Another aspect of time-restricted feeding is the process of autophagy which occurs in cells after fasting periods. Autophagy is the means in which the body ‘cleans up’ unwanted material and fixes damaged parts of cells.4 During autophagy, growth hormone is also produced. Increased autophagy is associated with both increased longevity as well as a decrease in chronic disease like Alzheimer’s and Parkinson’s disease as well as certain cancers.4 It is important to mention that inducing autophagy usually takes about 16 hours of fasting and becomes more efficient at the 24-hour mark.4 This amount of fasting may not be advised for everyone.
Who should avoid fasting?
Although fasting seems to be the perfect solution for many of today’s chronic diseases, it’s not for everyone.
Anyone who is currently or has struggled with eating disorders such as bulimia or anorexia in the past, is advised to not try out time-restricted feeding schedules. This restricted eating paradigm may lead to unsafe disordered eating patterns.
Pregnant and Nursing Women
Not only does restricting eating to certain windows make it more difficult to obtain adequate calories for a pregnant or nursing mother, but some studies have also found that fasting has been linked with lower birth weight in babies as well as premature labour.5
Although one of the most popular conditions that fasting is used for is diabetes, there are some very important points to address.
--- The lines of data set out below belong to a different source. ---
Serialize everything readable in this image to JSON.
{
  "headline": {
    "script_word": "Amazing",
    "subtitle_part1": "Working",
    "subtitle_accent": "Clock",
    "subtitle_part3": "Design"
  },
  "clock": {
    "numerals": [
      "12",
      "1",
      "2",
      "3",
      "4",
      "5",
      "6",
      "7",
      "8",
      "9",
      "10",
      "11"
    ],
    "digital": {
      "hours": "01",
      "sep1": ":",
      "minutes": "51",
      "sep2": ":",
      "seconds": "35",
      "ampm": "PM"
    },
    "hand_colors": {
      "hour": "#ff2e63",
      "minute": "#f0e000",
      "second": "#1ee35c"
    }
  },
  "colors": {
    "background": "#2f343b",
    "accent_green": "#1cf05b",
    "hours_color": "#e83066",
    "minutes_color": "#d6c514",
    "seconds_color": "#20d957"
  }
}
Fasting is generally not recommended for patients with type 1 diabetes.6 Although some may be able to, they should discuss it with their healthcare provider and closely monitor blood sugar levels. People with type 2 diabetes may see great benefits with time-restricted feeding, however this should also be done under the supervision or a healthcare provider.
The young and the elderly
Just like any medical intervention, we must always be cautious with both the young and elderly. Time-restricted feeding is not recommended for children and teens as it may limit very important nutrients needed for growth and development. The elderly in general also struggle to meet basic nutritional demands and therefore fasting is not recommended for this age group as well.
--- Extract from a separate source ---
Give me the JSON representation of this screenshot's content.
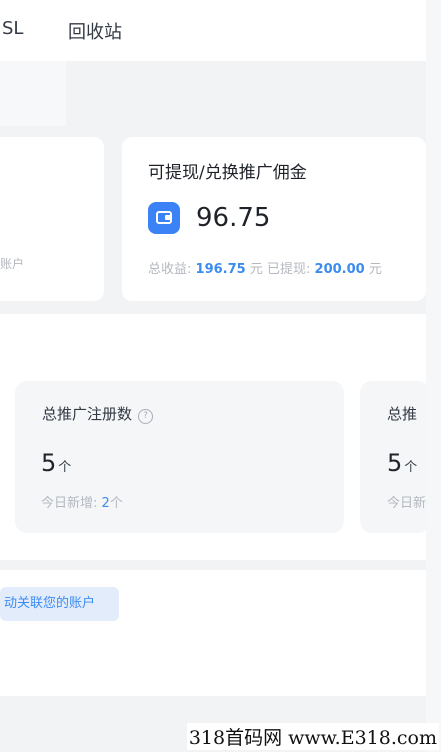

This is not an exhaustive list of those who may see negative health impacts of fasting. Just like any health intervention, implementation must be individualistic. Perhaps a 16:8 fasting schedule is heathy for your body but a 5:2 schedule is not. Maybe you can go 36 hours without eating and notice higher energy levels while someone else may feel fatigued and irritable with fasting. So, if deciding to try out fasting, remember to seek advice from a regulated health professional and listen to your body.
1. de Cabo, R., & Mattson, M. P. (2019). Effects of intermittent fasting on health, aging, and disease. New England Journal of Medicine, 381(26), 2541-2551.
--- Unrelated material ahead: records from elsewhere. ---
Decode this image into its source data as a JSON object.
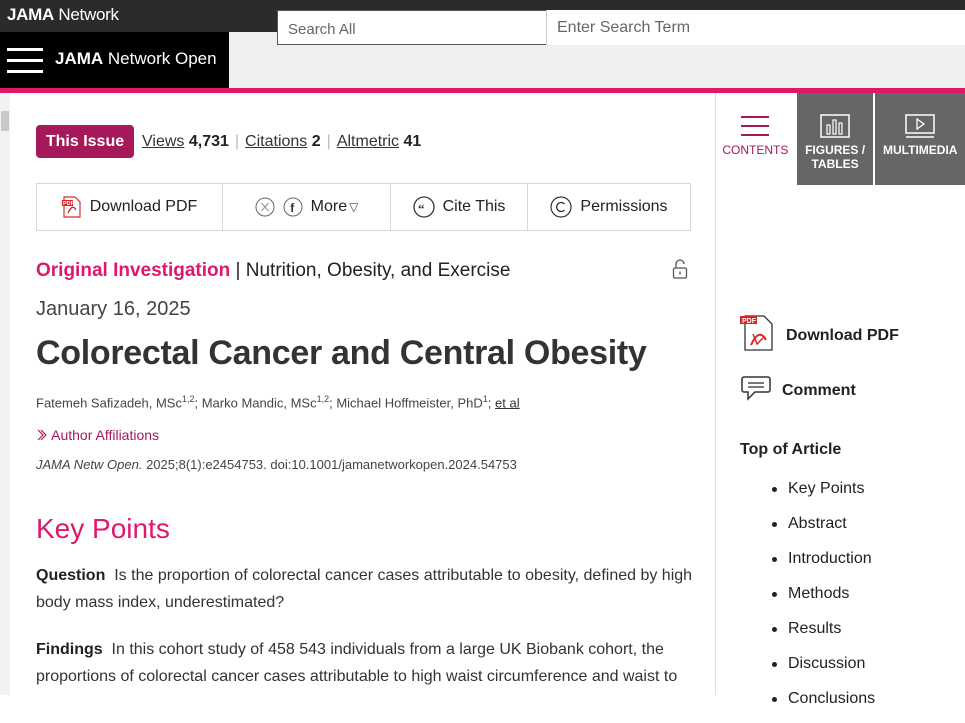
{
  "network": {
    "logo_bold": "JAMA",
    "logo_rest": " Network"
  },
  "header": {
    "journal_bold": "JAMA",
    "journal_rest": " Network Open",
    "search_all": "Search All",
    "search_placeholder": "Enter Search Term"
  },
  "article_meta": {
    "issue_button": "This Issue",
    "views_label": "Views",
    "views_value": "4,731",
    "citations_label": "Citations",
    "citations_value": "2",
    "altmetric_label": "Altmetric",
    "altmetric_value": "41"
  },
  "toolbar": {
    "download_pdf": "Download PDF",
    "more": "More",
    "cite_this": "Cite This",
    "permissions": "Permissions"
  },
  "article": {
    "type": "Original Investigation",
    "section": "Nutrition, Obesity, and Exercise",
    "date": "January 16, 2025",
    "title": "Colorectal Cancer and Central Obesity",
    "authors": [
      {
        "name": "Fatemeh Safizadeh, MSc",
        "sup": "1,2"
      },
      {
        "name": "Marko Mandic, MSc",
        "sup": "1,2"
      },
      {
        "name": "Michael Hoffmeister, PhD",
        "sup": "1"
      }
    ],
    "et_al": "et al",
    "author_affiliations": "Author Affiliations",
    "citation_journal": "JAMA Netw Open.",
    "citation_rest": " 2025;8(1):e2454753. doi:10.1001/jamanetworkopen.2024.54753"
  },
  "key_points": {
    "heading": "Key Points",
    "question_label": "Question",
    "question_text": "Is the proportion of colorectal cancer cases attributable to obesity, defined by high body mass index, underestimated?",
    "findings_label": "Findings",
    "findings_text": "In this cohort study of 458 543 individuals from a large UK Biobank cohort, the proportions of colorectal cancer cases attributable to high waist circumference and waist to"
  },
  "rail": {
    "tabs": [
      "CONTENTS",
      "FIGURES / TABLES",
      "MULTIMEDIA"
    ],
    "download_pdf": "Download PDF",
    "comment": "Comment",
    "top_of_article": "Top of Article",
    "toc": [
      "Key Points",
      "Abstract",
      "Introduction",
      "Methods",
      "Results",
      "Discussion",
      "Conclusions"
    ]
  },
  "colors": {
    "accent_pink": "#e0186c",
    "accent_plum": "#a5195b"
  }
}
2. Mitchell, S. J., Bernier, M., Mattison, J. A., Aon, M. A., Kaiser, T. A., Anson, R. M., ... & de Cabo, R. (2019). Daily fasting improves health and survival in male mice independent of diet composition and calories. Cell metabolism, 29(1), 221-228.
3. Longo, V. D., & Mattson, M. P. (2014). Fasting: molecular mechanisms and clinical applications. Cell metabolism, 19(2), 181-192.
4. Bagherniya, M., Butler, A. E., Barreto, G. E., & Sahebkar, A. (2018). The effect of fasting or calorie restriction on autophagy induction: A review of the literature. Ageing research reviews, 47, 183-197.
5. Glazier, J. D., Hayes, D. J., Hussain, S., D’Souza, S. W., Whitcombe, J., Heazell, A. E., & Ashton, N. (2018). The effect of Ramadan fasting during pregnancy on perinatal outcomes: a systematic review and meta-analysis. BMC pregnancy and childbirth, 18(1), 421.
6. Kobeissy, A., Zantout, M. S., & Azar, S. T. (2008). Suggested insulin regimens for patients with type 1 diabetes mellitus who wish to fast during the month of Ramadan. Clinical therapeutics, 30(8), 1408-1415.